EFFECTS OF THE INVENTION The steel of the present invention has a large strength and does not vary when subjected to in-line heat treatment under predetermined conditions. Further, according to the method of the present invention, the variation in strength is small,
As a result, it is possible to manufacture a high-strength seamless steel pipe having a fine grain structure excellent in SSC resistance with high efficiency and low cost.

─────────────────────────────────────────────────── ─── Continuation of the front page (72) Inventor Shunji Abe 1850 Minato, Wakayama, Wakayama Sumitomo Metal Industries, Ltd.

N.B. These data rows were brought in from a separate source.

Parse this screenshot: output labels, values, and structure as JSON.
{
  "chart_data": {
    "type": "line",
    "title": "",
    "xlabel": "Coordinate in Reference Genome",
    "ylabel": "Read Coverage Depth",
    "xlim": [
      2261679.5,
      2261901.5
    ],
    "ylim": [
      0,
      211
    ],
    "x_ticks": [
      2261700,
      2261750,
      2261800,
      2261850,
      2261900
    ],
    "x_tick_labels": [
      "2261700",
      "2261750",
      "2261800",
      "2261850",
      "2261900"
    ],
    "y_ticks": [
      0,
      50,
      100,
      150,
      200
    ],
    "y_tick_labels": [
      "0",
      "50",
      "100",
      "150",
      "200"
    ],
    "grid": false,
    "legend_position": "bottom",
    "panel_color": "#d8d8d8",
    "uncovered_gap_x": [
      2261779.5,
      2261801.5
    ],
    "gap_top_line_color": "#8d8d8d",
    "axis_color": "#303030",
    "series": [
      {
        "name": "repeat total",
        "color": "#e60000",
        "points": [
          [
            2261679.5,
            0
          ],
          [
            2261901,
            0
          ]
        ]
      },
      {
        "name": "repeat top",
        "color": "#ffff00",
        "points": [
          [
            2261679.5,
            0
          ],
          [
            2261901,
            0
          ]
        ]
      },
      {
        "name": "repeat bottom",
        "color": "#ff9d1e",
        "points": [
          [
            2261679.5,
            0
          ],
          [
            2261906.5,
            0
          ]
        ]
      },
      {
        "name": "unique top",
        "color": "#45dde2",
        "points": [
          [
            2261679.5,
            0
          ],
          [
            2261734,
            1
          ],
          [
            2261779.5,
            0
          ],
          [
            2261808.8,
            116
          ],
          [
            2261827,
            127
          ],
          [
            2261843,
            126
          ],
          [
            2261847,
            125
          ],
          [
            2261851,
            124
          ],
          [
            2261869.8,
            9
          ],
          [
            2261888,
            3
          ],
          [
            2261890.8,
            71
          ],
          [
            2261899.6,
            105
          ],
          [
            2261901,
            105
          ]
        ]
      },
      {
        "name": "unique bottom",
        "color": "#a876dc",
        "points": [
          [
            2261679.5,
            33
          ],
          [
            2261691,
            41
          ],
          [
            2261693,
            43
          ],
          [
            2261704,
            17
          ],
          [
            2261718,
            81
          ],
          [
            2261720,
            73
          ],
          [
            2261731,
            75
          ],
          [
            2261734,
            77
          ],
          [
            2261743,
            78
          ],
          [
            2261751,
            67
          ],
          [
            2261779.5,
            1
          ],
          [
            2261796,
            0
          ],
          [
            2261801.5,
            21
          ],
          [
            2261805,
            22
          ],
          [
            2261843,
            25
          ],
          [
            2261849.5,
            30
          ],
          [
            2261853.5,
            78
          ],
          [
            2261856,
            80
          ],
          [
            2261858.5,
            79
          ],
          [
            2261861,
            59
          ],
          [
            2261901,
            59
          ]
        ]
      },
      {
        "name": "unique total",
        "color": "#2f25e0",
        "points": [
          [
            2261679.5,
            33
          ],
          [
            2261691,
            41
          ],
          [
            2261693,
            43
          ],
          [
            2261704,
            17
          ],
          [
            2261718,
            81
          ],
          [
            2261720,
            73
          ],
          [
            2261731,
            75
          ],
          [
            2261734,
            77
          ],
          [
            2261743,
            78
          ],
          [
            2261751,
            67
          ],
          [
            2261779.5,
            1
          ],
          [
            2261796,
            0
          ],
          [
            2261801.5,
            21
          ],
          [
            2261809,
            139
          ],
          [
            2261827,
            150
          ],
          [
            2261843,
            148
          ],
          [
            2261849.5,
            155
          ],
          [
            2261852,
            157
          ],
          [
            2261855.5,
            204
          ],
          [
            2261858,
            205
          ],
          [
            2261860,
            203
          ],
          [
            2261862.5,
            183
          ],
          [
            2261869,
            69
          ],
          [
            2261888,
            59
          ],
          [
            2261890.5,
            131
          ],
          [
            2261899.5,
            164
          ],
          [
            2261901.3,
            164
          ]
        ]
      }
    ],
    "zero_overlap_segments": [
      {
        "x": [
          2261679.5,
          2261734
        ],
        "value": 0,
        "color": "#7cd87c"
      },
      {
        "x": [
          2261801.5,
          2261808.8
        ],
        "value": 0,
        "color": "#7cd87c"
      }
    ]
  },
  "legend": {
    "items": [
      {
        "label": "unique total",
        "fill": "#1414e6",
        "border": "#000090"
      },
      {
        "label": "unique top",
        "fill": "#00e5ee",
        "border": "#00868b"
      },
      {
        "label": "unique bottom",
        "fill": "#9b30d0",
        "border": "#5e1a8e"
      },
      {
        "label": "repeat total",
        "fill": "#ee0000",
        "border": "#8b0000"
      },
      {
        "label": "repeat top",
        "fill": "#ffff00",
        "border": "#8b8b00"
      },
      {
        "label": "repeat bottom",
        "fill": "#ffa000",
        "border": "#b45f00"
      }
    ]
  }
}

Wakayama Works (56) Reference JP-A-60-67623 (JP, A) JP 9 -235617 (JP, A) JP-A-9-59719 (JP, A) (58) Fields investigated (Int.Cl. ⁷ , DB name) C22C 38/00-38/60

Claims (2)

(57) [Claims] 1. C: 0.23 to 0.35% by weight, S:
i: 0.1-1.5%, Mn: 0.1-2.5%, P:
0.03% or less, S: 0.004% or less, Al: 0.0
01-0.1%, V: 0.01-0.25%, Ti:
3.4 × N% or less, Cr: 0 to 1.5%, Mo: 0
1.0%, W: 0 to 1.0%, B: 0 to 0.0030
%, Ca: 0 to 0.0050%, Mg: 0 to 0.005
0%, Zr: 0 to 0.10%, while N and Nb
Are regulated to 0.0080% or less and less than 0.005%, respectively, and the balance substantially consists of Fe. 2. A seamless steel pipe produced by hot piercing and stretch rolling the billet made of the steel for inline heat treatment according to claim 1, and making the pipe at a final rolling temperature of 950 to 1100 ° C. in line. A seam having excellent resistance to sulfide stress corrosion cracking characterized by supplementing heat in the temperature range of Ar ₃ transformation point to 950 ° C., quenching as it is at the Ar ₃ transformation point or higher, and then tempering at less than the Ac ₁ transformation point. Steelless pipe manufacturing method.